同じ発想でも、いろいろあるのだ。

※現在非公開となっていますが後に公開されるかもしれないとのことです(2021.9/14)


 目の覚めるような楽音と砲撃が響き、その方角へ足を向けた。


 そこは音楽が戦いに使われるファンタジー小説であった。


『音楽で人が殺せる世界の従軍記』作・清水 涙(敬称略)

https://kakuyomu.jp/works/1177354054892030364


〇作品概要

この世界の音楽は「人殺しの戦争兵器」と「人々を楽しませる娯楽」という二つの面を持つ。

そんな世界で音楽に故国と母と親友とを奪われ、それでも少女は音楽を愛せるのか──。


音楽を奏でる事によって魔術を簡単に使えるようになった世界。音楽魔法と呼ばれるその技術は、当たり前のように戦争に使用され、戦争の武器を一変させた。何よりも愛する音楽によって人を殺し、殺されなければならない。そんな戦いに身を投じていく少女達。


〇祖父江のレビュー


Title:出てくる楽器はクラシカル。話の中身はハードロック。


 音楽武器。魅力的な響きです。誰もが書いてみたいと思う題材ゆえに、被るわけです。そこをこの作品は、楽器は兵器だ、ということが強調し、重低音がズシッと来るハードロックな物語にすることで、差別化をはかっています。


 概要にある通り、少年漫画用のストーリーだったということですが、確かにこれだとちょっと厳しいものがあるかなと思いました。少年漫画らしい「(内容はどうあれ)海賊王になる!」とか「(中身はどうあれ)火影になるんだってばよ!」とか、いうなればお気楽さがない。終始一貫して、「悲しいけどこれ戦争なのよね」と、我らの心の中のスレッガーさんが語り掛けてきます。


 しかしだからなんだというのだ。俺たちにはカクヨムがあるじゃないか。創作の火を絶やさなかった作者に敬意を表します。


 主要な登場人物はエーカとルチア。ちょっと独断と偏見で紹介してみましょう。


〇エーカ―――

 本作品のヒロインで主人公。十歳くらい。どっかの城郭都市に暮らす少女で、鍋の具材は豆腐が好き(※追記 レビュー主の読み違いで、豆腐が好きだったのはルチアの方だったと判明しましたので、訂正を入れておきます)。

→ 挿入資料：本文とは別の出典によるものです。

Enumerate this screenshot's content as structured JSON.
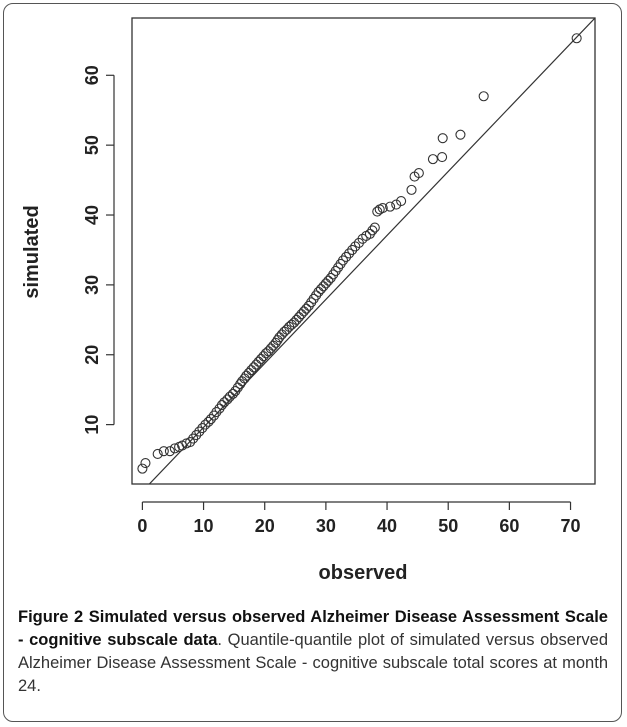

 混血の被差別民だが、まさに絹ごし豆腐の如き清い心を持ち、同級生たちからの嫌がらせやいじめにも笑顔で耐え抜く高野豆腐メンタルだった。

 が、「お前も煮詰めてグズグズの焼き豆腐にしてやろうかー」とやってきた(※言ってません)帝国の侵攻からは、現実の厳しいハードタックルを受け、生存欲求をノックオンしかけた。親友ルチアのリカバリーでなんとかなるも、今もって涙の枯れ果てたおから状態である。エーカの戦いはこれからだ!


〇ルチア―――

 ヒロインで狂言回し。序盤の有能解説役。笑わない女。エーカのときみたく紹介にネタを混ぜられない最後までシリアスたっぷり系少女。エーカと同世代だが、味の染みた白菜のようにこの世の裏も表も知り尽くしているっぽい。エーカには百のデレを、世界には百のツンを突き付ける巨大感情の鑑のような子で、レビュー主はお気に入りである。



〇作品との出会いについて


 実は祖父江も、同じようなネタで一本小説を書いたことがあるのだ。


 この作品のように、血風吹き荒れるハードな内容ではない。まさに作者の人間がよく出たお気楽極楽太平楽なバトル物で、「音楽で人が殺せる~」などというシリアスな省察せいさつはまったくなかった。


 で、あるので、「なるほどこういう書き方もあるのだな」と、いちいち感心しながら読んでいた記憶がある。


 『音楽で~』の方は、次第にハイファンタジーから、架空戦記の様相を帯びてくる。少々ネタバレになってしまうが、最初に戦う敵は大日本帝国であり、日本人の母親と現地の父を持っていたエーカは、その後、帝国陸軍に入隊するのである。


 日本軍編になってから、筆が乗ってきたと見え、抒情的なエピソードも描かれる。そして、そこは避けては通れぬだろう大戦における植民地とその反逆も描かれ、一つの決着を見せる。


 清水氏のもう一つの作品『インペリアル・ガード』でも、皇居を占拠したテロリストに皇族の少女と護衛官が立ち向かう、これもまた架空戦記的なファンタジーである。作風であり、武器なのだろう。今後とも、研ぎ澄ませて行って欲しいと思う。


 祖父江のゆるふわ音楽バトル物は、こことは違う別のサイトで完結させたが、うむ、カクヨムでリメイクしてみるのもいいか。


 人の作品が、こうした気つけになることも、よくある。